Nada, que no se bajó de la burra Don Juan. Mira que Blanca parecía un flan, en cuanto le veía se mecía como una candorosa flor, estaba dispuesta hasta a asumir supuestos defectillos estéticos y olorosos inventados por la pilla Lucía y jugó con los celos para derribar sus reparos en desposarla. Se fue a la Corte con él, advirtió con desobedecer a su padre a quien mostró que el corazón le guiaba hacia Don Juan y se frotó con arrebatador enojo cada leve contacto de la yema de un dedo del otro pretendiente, Don Enrique.
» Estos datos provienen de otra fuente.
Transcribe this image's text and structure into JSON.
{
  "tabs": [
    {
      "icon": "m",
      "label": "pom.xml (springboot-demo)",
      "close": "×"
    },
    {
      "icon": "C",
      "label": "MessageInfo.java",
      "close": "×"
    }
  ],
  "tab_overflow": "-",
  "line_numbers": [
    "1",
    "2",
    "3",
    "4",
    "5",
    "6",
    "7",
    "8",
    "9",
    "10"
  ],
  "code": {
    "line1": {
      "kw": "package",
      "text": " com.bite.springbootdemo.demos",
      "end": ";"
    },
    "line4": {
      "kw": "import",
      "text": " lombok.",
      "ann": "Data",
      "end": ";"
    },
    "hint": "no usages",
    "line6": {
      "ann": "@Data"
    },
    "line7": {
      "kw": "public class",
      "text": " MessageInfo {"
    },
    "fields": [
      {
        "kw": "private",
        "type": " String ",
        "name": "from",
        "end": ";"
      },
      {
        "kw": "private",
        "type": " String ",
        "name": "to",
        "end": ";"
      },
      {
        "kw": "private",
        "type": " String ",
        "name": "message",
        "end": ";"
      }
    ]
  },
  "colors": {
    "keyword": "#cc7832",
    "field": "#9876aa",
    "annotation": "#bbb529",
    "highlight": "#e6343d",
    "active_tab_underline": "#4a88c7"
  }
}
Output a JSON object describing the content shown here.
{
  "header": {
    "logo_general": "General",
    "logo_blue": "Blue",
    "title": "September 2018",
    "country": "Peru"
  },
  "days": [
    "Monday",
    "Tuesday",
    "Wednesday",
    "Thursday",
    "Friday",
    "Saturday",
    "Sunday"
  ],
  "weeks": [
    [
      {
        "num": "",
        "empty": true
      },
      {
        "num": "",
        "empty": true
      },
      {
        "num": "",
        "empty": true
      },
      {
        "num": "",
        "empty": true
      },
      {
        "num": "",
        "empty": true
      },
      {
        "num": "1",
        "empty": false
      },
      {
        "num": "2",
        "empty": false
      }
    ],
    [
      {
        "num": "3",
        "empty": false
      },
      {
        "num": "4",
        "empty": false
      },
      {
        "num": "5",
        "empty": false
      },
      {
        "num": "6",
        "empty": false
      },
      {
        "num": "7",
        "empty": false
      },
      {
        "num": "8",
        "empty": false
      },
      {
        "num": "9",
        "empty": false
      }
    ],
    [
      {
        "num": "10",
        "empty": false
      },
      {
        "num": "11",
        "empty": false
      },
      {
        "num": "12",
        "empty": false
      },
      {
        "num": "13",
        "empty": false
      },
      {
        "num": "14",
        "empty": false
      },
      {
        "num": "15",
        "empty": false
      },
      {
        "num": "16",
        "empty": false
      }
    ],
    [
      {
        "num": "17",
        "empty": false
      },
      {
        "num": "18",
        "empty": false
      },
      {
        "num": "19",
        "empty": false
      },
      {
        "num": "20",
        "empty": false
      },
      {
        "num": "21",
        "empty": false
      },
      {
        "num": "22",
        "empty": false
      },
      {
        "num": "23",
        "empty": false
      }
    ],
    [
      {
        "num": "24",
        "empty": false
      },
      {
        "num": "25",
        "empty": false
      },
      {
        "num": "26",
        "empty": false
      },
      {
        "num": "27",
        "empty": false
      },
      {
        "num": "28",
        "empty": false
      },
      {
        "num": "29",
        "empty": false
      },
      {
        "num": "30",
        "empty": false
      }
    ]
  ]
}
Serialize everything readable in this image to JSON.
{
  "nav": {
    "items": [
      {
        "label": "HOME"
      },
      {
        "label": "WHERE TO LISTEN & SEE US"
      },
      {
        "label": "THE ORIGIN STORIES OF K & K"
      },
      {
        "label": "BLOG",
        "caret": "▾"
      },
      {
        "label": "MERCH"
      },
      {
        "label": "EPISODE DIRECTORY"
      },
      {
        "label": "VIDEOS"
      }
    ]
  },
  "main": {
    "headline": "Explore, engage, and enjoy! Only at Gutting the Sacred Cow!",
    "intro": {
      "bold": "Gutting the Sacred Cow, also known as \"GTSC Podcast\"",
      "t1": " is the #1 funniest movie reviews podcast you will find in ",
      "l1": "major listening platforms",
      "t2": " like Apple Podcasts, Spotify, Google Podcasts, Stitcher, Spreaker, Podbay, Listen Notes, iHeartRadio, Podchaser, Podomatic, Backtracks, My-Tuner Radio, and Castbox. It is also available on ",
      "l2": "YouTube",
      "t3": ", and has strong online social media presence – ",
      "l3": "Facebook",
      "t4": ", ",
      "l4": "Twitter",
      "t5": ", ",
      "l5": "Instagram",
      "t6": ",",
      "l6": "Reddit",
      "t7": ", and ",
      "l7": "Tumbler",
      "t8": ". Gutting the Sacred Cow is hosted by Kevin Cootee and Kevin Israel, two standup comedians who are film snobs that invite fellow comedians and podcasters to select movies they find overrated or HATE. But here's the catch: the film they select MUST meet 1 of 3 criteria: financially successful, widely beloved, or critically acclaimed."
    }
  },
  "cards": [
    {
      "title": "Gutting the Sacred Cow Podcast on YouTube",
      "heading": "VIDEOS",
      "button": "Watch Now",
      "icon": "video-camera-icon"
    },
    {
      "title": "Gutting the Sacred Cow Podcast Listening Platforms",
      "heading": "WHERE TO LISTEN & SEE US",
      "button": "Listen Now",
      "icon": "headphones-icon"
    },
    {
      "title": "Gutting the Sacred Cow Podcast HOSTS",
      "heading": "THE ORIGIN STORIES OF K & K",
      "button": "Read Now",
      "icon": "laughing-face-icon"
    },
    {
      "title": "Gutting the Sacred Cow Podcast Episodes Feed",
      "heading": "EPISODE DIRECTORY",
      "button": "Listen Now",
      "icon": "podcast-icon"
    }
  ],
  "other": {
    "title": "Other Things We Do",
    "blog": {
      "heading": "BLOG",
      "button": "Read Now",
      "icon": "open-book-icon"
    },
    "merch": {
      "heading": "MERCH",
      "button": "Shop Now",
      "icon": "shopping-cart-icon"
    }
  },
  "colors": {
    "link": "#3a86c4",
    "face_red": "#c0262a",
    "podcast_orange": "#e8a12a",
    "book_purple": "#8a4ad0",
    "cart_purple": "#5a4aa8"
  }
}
Le importaba un pimiento las disputas entre los Toledos y los Vargas, y no valoraba que Don Enrique se mantuviera firme en pedirle la mano pese a hacerle entender que no le quería ver ni en pintura.
Pero mudaron las tornas y el entregado y servicial Don Juan se convirtió en un pomposo marqués con el encantamiento con el que le quiso poner a prueba el padre de Blanca, el nigromante Don Ilián, que a su vez hizo que su criado Tristán –interpretado con simpático donaire y marcada entonación mexicana por Carlos Corona- tratara de volverse mucho más rococó.
También derrochó salero y aprovechó la comicidad de los enredos Yulleni Pérez como Lucía tratando de medrar en las pretensiones de ambos galanes.
Los ritmos de los músicos callejeros y el acento de los actores interpretando un rico en imágenes verso del XVII trasladaron a la época en la que México era Nueva España, donde nació Juan Ruiz de Alarcón, quien reflejó en La prueba de las promesas que la verdad no es estática, sino que está en continuo movimiento, y cómo con las mágicas virtudes del teatro se puede llegar a conocer la verdad de la naturaleza humana.
Con un prólogo de dos marionetas sobre las bondades de la magia y cómo es prohibida ante el temor de un mal uso, comenzó la pieza en la que apenas una gran puerta movible y paneles que asemejaron paredes con puertas y ventanas sirvieron para recrear la casa de Don Ilián y su traslado a la Corte, elementos a los que la Compañía Nacional de Teatro de México sumó un espléndido vestuario y la escultura en alambre del corcel que dio paso al ficticio tránsito a la condición de marqués de Don Juan, viaje que culminó con el telón posterior del escenario alzado mostrando las entrañas de una función que permitió disfrutar del mimo con el que se cuida en México a los clásicos.
Entre los pasajes más divertidos estuvo el de la elección de embrujo, bien para conquistar damas o bien para que le creciera la cabellera, cuando cayó el libro de hechizos en las manos de Tristán, quien para regocijo del público finalmente logró el beneplácito en su relación con Lucía, mientras que de la hoguera de las vanidades salió chamuscado Don Juan, dejando escaldada a Blanca –encarnada con grácil sutileza en los momentos graves y agudos por Mariana Gajá-, que tampoco es que terminara muy entusiasmada que digamos ante la coyuntura de tener que emparejarse con Don Enrique.